14 DAY TRIAL // Microsoft has been hard at work building a patch for a zero-day security vulnerability affecting older versions of Internet Explorer. The security hole was first confirmed in the first half of this month, with the company indicating that a patch had been in the works as of mid-March. At that time, the software giant did mention the possibility of an out-of-band security bulletin, and with the update wrapped up, the customers will be able to deploy the patch starting today, March 30. The out-of-band bulletin is designed primarily to plug a 0-day hole in Internet Explorer 6 and Internet Explorer 7, which is already actively exploited through attacks in the wild. As underlined before, customers running IE8 are not affected by the vulnerability.
MS10-018 would be offered on March 30, 2010, at 10:00 a.m. PDT (UTC-8), Jerry Bryant, senior security communications manager – lead, Microsoft, revealed. The Redmond company has already published Security Bulletin Advance Notification for March 2010 and Security Advisory 981374, offering customers information about the out-of-band patch.
“We recommend that customers install the update as soon as it is available. Once applied, customers are protected against the known attacks related to Security Advisory 981374. We have been monitoring this issue and have determined an out-of-band release is needed to protect customers. For customers using automatic updates, this update will automatically be applied once it is released,” Bryant said.

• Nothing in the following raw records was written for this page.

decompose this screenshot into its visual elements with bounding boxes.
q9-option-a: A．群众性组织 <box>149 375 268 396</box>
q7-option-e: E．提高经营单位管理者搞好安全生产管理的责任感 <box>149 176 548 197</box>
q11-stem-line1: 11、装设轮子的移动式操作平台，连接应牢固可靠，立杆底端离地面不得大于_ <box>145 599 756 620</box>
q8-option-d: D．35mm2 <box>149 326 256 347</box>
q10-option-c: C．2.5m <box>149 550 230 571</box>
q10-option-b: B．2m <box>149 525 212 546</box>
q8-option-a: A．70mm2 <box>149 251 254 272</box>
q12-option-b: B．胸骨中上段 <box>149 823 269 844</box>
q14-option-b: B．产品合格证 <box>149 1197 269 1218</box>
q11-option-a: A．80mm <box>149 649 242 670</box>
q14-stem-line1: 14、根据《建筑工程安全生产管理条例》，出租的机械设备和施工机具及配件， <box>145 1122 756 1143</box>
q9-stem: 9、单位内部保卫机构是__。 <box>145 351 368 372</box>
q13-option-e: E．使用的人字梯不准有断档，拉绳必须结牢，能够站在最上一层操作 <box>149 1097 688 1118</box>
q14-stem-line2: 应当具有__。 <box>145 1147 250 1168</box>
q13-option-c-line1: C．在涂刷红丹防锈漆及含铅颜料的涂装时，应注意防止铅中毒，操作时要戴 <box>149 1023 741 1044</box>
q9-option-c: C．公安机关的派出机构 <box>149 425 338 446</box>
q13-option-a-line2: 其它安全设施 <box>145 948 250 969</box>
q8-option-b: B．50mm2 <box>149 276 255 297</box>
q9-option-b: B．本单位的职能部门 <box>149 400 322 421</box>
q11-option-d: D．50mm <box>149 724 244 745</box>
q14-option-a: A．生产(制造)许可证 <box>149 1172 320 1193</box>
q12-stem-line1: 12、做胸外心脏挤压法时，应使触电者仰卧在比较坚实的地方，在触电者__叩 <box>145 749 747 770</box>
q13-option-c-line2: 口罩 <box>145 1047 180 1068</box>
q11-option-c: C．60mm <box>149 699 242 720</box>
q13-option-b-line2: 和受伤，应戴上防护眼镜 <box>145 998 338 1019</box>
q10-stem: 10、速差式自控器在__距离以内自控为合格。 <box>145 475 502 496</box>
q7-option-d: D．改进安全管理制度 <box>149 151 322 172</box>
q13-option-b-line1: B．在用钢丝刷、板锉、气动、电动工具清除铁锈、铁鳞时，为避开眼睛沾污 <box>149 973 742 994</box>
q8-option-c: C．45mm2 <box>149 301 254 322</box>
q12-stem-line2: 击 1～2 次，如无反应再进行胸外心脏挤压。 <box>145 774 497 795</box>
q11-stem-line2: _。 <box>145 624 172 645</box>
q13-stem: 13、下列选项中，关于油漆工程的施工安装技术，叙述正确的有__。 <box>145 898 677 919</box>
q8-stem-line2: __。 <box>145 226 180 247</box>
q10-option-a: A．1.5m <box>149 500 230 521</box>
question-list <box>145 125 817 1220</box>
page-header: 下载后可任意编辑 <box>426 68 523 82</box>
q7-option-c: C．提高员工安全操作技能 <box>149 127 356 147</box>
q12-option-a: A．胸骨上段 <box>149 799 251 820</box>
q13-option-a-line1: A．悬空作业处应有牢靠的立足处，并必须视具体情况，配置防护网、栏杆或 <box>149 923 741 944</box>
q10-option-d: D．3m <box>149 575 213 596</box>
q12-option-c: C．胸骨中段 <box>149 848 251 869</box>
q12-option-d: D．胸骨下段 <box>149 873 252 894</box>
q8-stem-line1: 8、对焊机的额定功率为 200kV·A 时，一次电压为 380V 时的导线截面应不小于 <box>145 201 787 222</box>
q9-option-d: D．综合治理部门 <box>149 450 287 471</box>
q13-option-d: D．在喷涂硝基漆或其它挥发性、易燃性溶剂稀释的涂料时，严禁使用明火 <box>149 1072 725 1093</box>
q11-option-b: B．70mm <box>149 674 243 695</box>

Customers should get ready to install multiple patches with Security Bulletin MS10-18. As it is traditionally the case with IE bulletins, the latest is also a cumulative update. In this regard, MS10-18 will bring to the table a fix for the 0-day vulnerability, but also patches designed to address nine other vulnerabilities. MS10-18 was initially planned for release on April 13, but is offered earlier precisely to help customers still running IE6 and IE7 protect themselves against attacks targeting the 0-day flaw, which is related to an invalid pointer reference being used within IE.
“We have received several questions about this bulletin today. Basically, if Internet Explorer 6 and 7 are the only versions affected by the active attacks, why does the Advance Notification page state that Internet Explorer 8 and Windows 7 are affected? To clarify, the Security Advisory was released due to one vulnerability that is under active attack. That vulnerability only affects Internet Explorer 6 and 7. However, the bulletin, MS10-018, that we will release tomorrow, addresses 9 additional vulnerabilities. Some of those also affect Internet Explorer 8. All of the 9 additional vulnerabilities were responsibly disclosed and we are not aware of any active attacks against them,” Bryant added.